Notei alguma perplexidade e até certa incredulidade, para não dizer inconformismo, entre os amigos portugueses que acabam de descobrir esse "No aguardo de". Acreditem, por favor, que por mais aberrante que lhes soe aos ouvidos, é um fecho muito comum nas cartas comerciais escritas por brasileiros. Tão comum que se tornou clichê nesse tipo de correspondência. O Google traz 140.000 registros de "No aguardo de".


----------



## Vanda

No aguardo de é fecho convencional de cartas comerciais por aqui.
Vejam também este manual para secretárias com modelos de cartas (a partir da página 16).


----------



## Outsider

spielenschach said:


> Nesse caso é dialecto e então não deve utilizar-se na corespondência oficial?
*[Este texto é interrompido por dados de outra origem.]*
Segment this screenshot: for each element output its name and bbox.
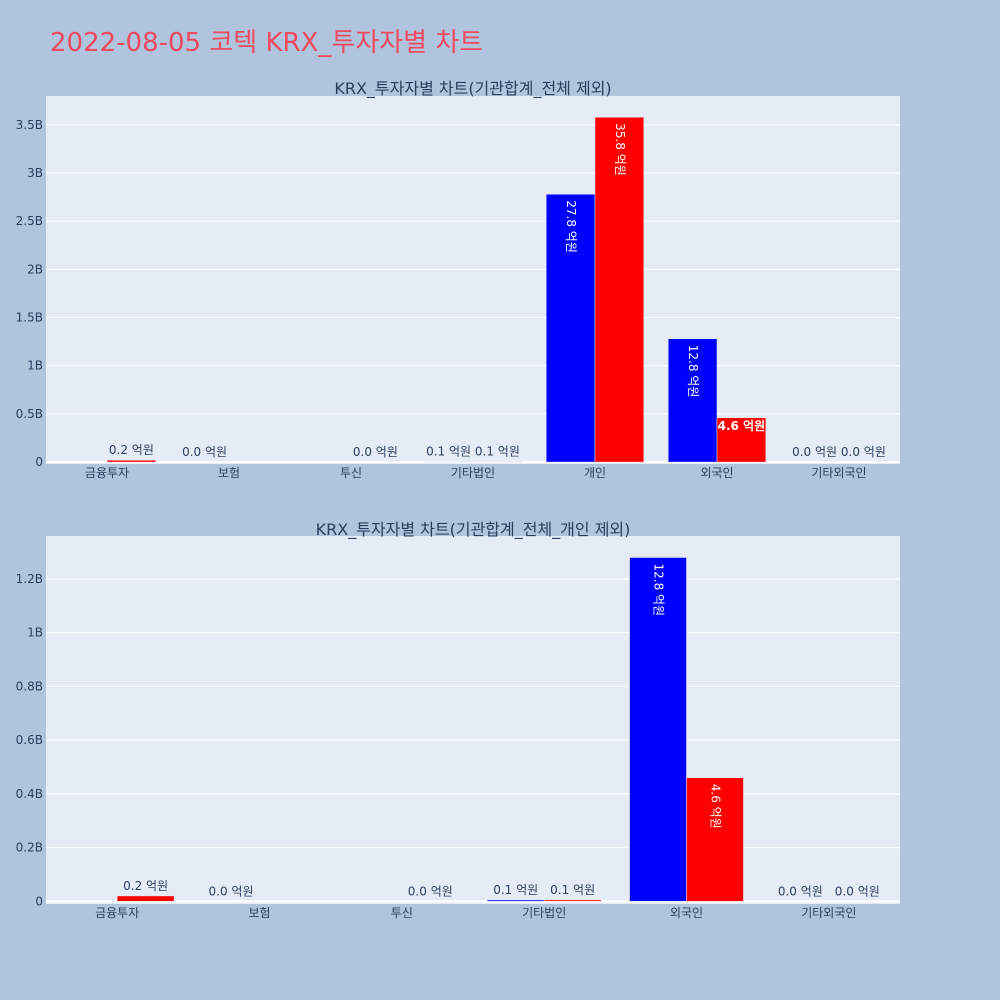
bar bbox=[686, 777, 744, 902]
y-tick-label: 1B bbox=[27, 626, 43, 640]
bar-value-label: 0.1 억원 bbox=[493, 883, 538, 897]
bar-value-label: 4.6 억원 bbox=[708, 784, 722, 829]
y-tick-label: 0.4B bbox=[16, 787, 43, 801]
bar-value-label: 0.0 억원 bbox=[792, 445, 837, 459]
bar-value-label: 0.0 억원 bbox=[353, 445, 398, 459]
x-tick-label: 기타법인 bbox=[522, 906, 566, 920]
x-tick-label: 외국인 bbox=[670, 906, 703, 920]
x-tick-label: 금융투자 bbox=[85, 466, 129, 480]
x-tick-label: 외국인 bbox=[700, 466, 733, 480]
x-tick-label: 기타법인 bbox=[451, 466, 495, 480]
x-tick-label: 투신 bbox=[340, 466, 362, 480]
bar-value-label: 27.8 억원 bbox=[564, 200, 578, 253]
bar-value-label: 0.0 억원 bbox=[778, 884, 823, 898]
bar-value-label: 0.0 억원 bbox=[209, 884, 254, 898]
y-tick-label: 0 bbox=[35, 455, 43, 469]
y-tick-label: 3B bbox=[27, 166, 43, 180]
y-tick-label: 0.2B bbox=[16, 841, 43, 855]
x-tick-label: 기타외국인 bbox=[811, 466, 866, 480]
bar-value-label: 0.1 억원 bbox=[426, 445, 471, 459]
y-tick-label: 1.2B bbox=[16, 572, 43, 586]
bar-value-label: 0.0 억원 bbox=[182, 445, 227, 459]
y-tick-label: 0.8B bbox=[16, 679, 43, 693]
x-tick-label: 금융투자 bbox=[95, 906, 139, 920]
bar bbox=[545, 194, 596, 463]
x-tick-label: 보험 bbox=[218, 466, 240, 480]
x-tick-label: 보험 bbox=[248, 906, 270, 920]
bar bbox=[106, 459, 157, 463]
bar-value-label: 0.2 억원 bbox=[109, 443, 154, 457]
y-tick-label: 0.6B bbox=[16, 733, 43, 747]
bar bbox=[116, 895, 175, 902]
bar-value-label: 4.6 억원 bbox=[718, 419, 766, 433]
bar-value-label: 0.0 억원 bbox=[841, 445, 886, 459]
y-tick-label: 2.5B bbox=[16, 214, 43, 228]
bar-value-label: 12.8 억원 bbox=[686, 345, 700, 398]
bar-value-label: 35.8 억원 bbox=[613, 123, 627, 176]
y-tick-label: 1B bbox=[27, 359, 43, 373]
bar-value-label: 0.1 억원 bbox=[550, 883, 595, 897]
bar-value-label: 0.0 억원 bbox=[408, 884, 453, 898]
bar-value-label: 0.0 억원 bbox=[835, 884, 880, 898]
bar bbox=[667, 338, 718, 463]
subplot-title: KRX_투자자별 차트(기관합계_전체_개인 제외) bbox=[316, 520, 631, 540]
subplot-title: KRX_투자자별 차트(기관합계_전체 제외) bbox=[334, 79, 611, 99]
x-tick-label: 투신 bbox=[391, 906, 413, 920]
y-tick-label: 2B bbox=[27, 262, 43, 276]
bar bbox=[543, 899, 602, 902]
plot-area bbox=[46, 96, 900, 464]
bar bbox=[594, 116, 645, 463]
bar bbox=[716, 417, 767, 463]
bar bbox=[486, 899, 545, 902]
y-tick-label: 3.5B bbox=[16, 118, 43, 132]
y-tick-label: 1.5B bbox=[16, 311, 43, 325]
plot-area bbox=[46, 536, 900, 904]
x-tick-label: 기타외국인 bbox=[801, 906, 856, 920]
y-tick-label: 0 bbox=[35, 894, 43, 908]
y-tick-label: 0.5B bbox=[16, 407, 43, 421]
bar-value-label: 0.2 억원 bbox=[123, 879, 168, 893]
page-title: 2022-08-05 코텍 KRX_투자자별 차트 bbox=[50, 28, 484, 58]
bar-value-label: 0.1 억원 bbox=[475, 445, 520, 459]
bar-value-label: 12.8 억원 bbox=[652, 563, 666, 616]
bar bbox=[629, 557, 687, 902]
x-tick-label: 개인 bbox=[584, 466, 606, 480]
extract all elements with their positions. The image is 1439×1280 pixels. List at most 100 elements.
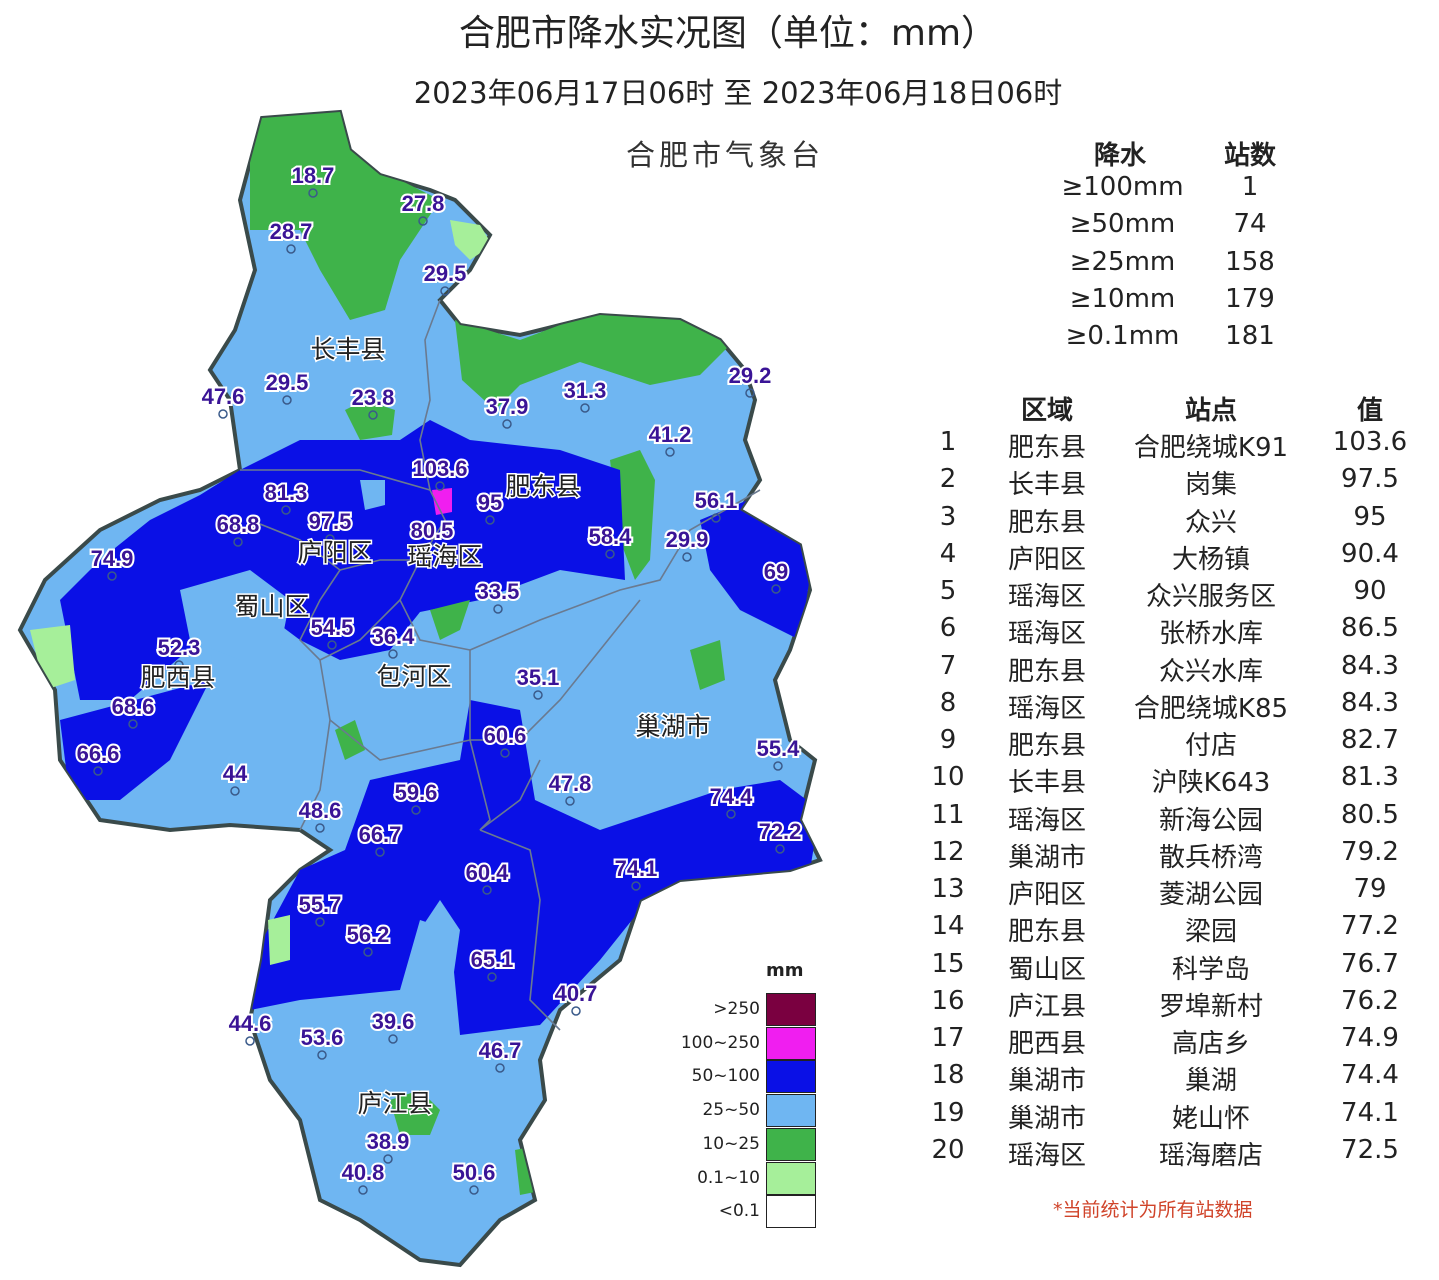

Dialecto é o que fala toda a gente.
«No aguardo de suas notícias» não é assim tão diferente de «Na expectativa das suas notícias», pois não? Quem estiver habituado a uma fórmula deve entender a outra.


----------



## Dom Casmurro

Acho que o redator que inventou a fórmula "No aguardo de suas notícias" terá julgado, por critérios subjetivos, que esta seria a maneira mais delicada possível de dizer "Mande-me imediatamente as suas notícias". Mais delicada do que "Na expectativa de" ou "À espera de".


----------